La retraite de Velasco, à laquelle Moncade avait en vain voulu s’opposer, ne troubla point la fête. Les cavaliers, sans y faire beaucoup d’attention, continuèrent de se réjouir, et ne se séparèrent qu’à la pointe du jour suivant. Nous nous couchâmes, mon maître et moi, sur les cinq heures du matin. Le sommeil m’accablait, et je comptais de bien dormir ; mais je comptais sans mon hôte, ou plutôt sans notre portier, qui vint me réveiller une heure après, pour me dire qu’il y avait à la porte un garçon qui me demandait. Ah ! maudit portier, m’écriai-je en bâillant, songez-vous que je viens de me mettre au lit tout à l’heure ? Dites à ce garçon que je repose, et qu’il revienne tantôt. Il veut, me répliqua-t-il, vous parler en ce moment ; il assure que la chose presse. À ces mots je me levai ; je mis seulement mon haut-de-chausses et mon pourpoint, et j’allai, en jurant, trouver le garçon qui m’attendait. Ami, lui dis-je, apprenez-moi, s’il vous plaît, quelle affaire pressante me procure l’honneur de vous voir de si grand matin. J’ai, me répondit-il, une lettre à donner en main propre au seigneur don Mathias, et il faut qu’il la lise tout présentement, cela est de la dernière conséquence pour lui : je vous prie de m’introduire dans sa chambre. Comme je crus qu’il s’agissait d’une affaire importante, je pris la liberté d’aller réveiller mon maître. Pardon, lui dis-je, si j’interromps votre repos ; mais l’importance… Que me veux-tu ? interrompit-il brusquement. Seigneur, lui dit alors le garçon qui m’accompagnait, c’est une lettre que j’ai à vous rendre de la part de don Lope de Velasco. Don Mathias prit le billet, l’ouvrit, et, après l’avoir lu, dit au valet de don Lope : Mon enfant, je ne me lèverais jamais avant midi, quelque partie de plaisir qu’on pût me proposer ; juge si je me lèverai à six heures du matin pour me battre ! Tu peux dire à ton maître que, s’il est encore à midi et demi dans l’endroit où il m’attend, nous nous y verrons ; va lui porter cette réponse. À ces mots il s’enfonça dans son lit, et ne tarda guère à se rendormir.

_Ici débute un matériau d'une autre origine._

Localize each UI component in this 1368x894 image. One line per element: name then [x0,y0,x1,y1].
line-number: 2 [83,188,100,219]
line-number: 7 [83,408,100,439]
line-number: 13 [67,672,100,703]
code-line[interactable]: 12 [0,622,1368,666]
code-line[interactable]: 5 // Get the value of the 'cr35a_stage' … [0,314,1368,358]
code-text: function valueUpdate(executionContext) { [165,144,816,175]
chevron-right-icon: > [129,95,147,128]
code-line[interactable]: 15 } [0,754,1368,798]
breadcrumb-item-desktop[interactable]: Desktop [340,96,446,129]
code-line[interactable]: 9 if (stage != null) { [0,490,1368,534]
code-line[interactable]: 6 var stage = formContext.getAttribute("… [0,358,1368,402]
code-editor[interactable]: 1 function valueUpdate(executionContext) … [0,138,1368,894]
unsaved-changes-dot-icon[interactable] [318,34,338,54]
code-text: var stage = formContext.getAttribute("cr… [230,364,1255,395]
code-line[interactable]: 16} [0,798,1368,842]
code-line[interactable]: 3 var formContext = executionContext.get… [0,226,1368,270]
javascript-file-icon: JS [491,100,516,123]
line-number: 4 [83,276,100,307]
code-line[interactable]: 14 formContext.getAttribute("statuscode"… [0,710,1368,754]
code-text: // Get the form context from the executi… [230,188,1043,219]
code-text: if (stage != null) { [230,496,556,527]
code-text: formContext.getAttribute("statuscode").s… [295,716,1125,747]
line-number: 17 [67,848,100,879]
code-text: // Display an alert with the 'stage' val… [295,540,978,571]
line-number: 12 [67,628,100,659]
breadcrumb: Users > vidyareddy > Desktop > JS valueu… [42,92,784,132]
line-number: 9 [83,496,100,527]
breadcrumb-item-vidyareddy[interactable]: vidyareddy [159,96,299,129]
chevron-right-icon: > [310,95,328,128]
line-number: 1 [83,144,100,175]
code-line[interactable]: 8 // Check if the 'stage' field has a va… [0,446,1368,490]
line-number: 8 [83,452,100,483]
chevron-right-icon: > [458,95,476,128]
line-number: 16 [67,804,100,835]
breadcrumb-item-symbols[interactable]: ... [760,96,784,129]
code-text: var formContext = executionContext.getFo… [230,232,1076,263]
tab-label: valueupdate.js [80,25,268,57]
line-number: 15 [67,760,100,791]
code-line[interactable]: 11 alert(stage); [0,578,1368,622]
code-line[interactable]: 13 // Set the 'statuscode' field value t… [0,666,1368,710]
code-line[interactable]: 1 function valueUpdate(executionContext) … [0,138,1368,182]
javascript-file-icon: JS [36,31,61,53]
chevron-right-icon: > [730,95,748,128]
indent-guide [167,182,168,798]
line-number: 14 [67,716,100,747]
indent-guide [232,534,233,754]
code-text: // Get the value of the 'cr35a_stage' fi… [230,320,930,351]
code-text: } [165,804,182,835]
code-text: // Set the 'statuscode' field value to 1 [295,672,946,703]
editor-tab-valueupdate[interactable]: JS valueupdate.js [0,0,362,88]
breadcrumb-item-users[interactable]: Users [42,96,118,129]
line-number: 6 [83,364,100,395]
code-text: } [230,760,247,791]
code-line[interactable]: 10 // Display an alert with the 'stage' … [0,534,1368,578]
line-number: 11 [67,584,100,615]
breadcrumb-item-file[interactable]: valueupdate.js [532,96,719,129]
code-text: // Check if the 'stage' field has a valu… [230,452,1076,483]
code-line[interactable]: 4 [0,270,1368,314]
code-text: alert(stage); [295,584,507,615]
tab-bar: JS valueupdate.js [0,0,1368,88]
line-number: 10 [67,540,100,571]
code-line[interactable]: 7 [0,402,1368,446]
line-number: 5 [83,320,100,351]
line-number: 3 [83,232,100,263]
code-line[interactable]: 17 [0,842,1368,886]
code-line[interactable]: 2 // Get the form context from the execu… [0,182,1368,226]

Il se leva et s’habilla fort tranquillement entre onze heures et midi ; puis il sortit, en me disant qu’il me dispensait de le suivre ; mais j’étais trop tenté de voir ce qu’il deviendrait, pour lui obéir. Je marchai sur ses pas jusqu’au pré de Saint-Jérôme, où j’aperçus don Lope de Velasco qui l’attendait de pied ferme. Je me cachai pour les observer tous deux ; et voici ce que je remarquai de loin. Ils se joignirent et commencèrent à se battre un moment après. Leur combat fut long. Ils se poussèrent tour à tour l’un l’autre avec beaucoup d’adresse et de vigueur. Cependant la victoire se déclara pour don Lope. Il perça mon maître, l’étendit par terre, et s’enfuit fort satisfait de s’être si bien vengé. Je courus au malheureux don Mathias ; je le trouvai sans connaissance et presque déjà sans vie. Ce spectacle m’attendrit, et je ne pus m’empêcher de pleurer une mort à laquelle, sans y penser, j’avais servi d’instrument. Néanmoins, malgré ma douleur, je ne laissai pas de songer à mes petits intérêts. Je m’en retournai promptement à l’hôtel sans rien dire ; je fis un paquet de mes hardes, où je mis par mégarde quelques nippes de mon maître ; et quand j’eus porté cela chez le barbier, où mon habit d’homme à bonnes fortunes était encore, je répandis dans la ville l’accident funeste dont j’avais été témoin. Je le contai à qui voulut l’entendre, et surtout je ne manquai pas d’aller l’annoncer à Rodriguez. Il en parut moins affligé, qu’occupé des mesures qu’il avait à prendre là-dessus. Il assembla ses domestiques, leur ordonna de le suivre, et nous nous rendîmes tous au pré de Saint-Jérôme. Nous enlevâmes don Mathias qui respirait encore, mais qui mourut trois heures après qu’on l’eut transporté chez lui. Ainsi périt le seigneur don Mathias de Silva, pour s’être avisé de lire mal à propos des billets doux supposés.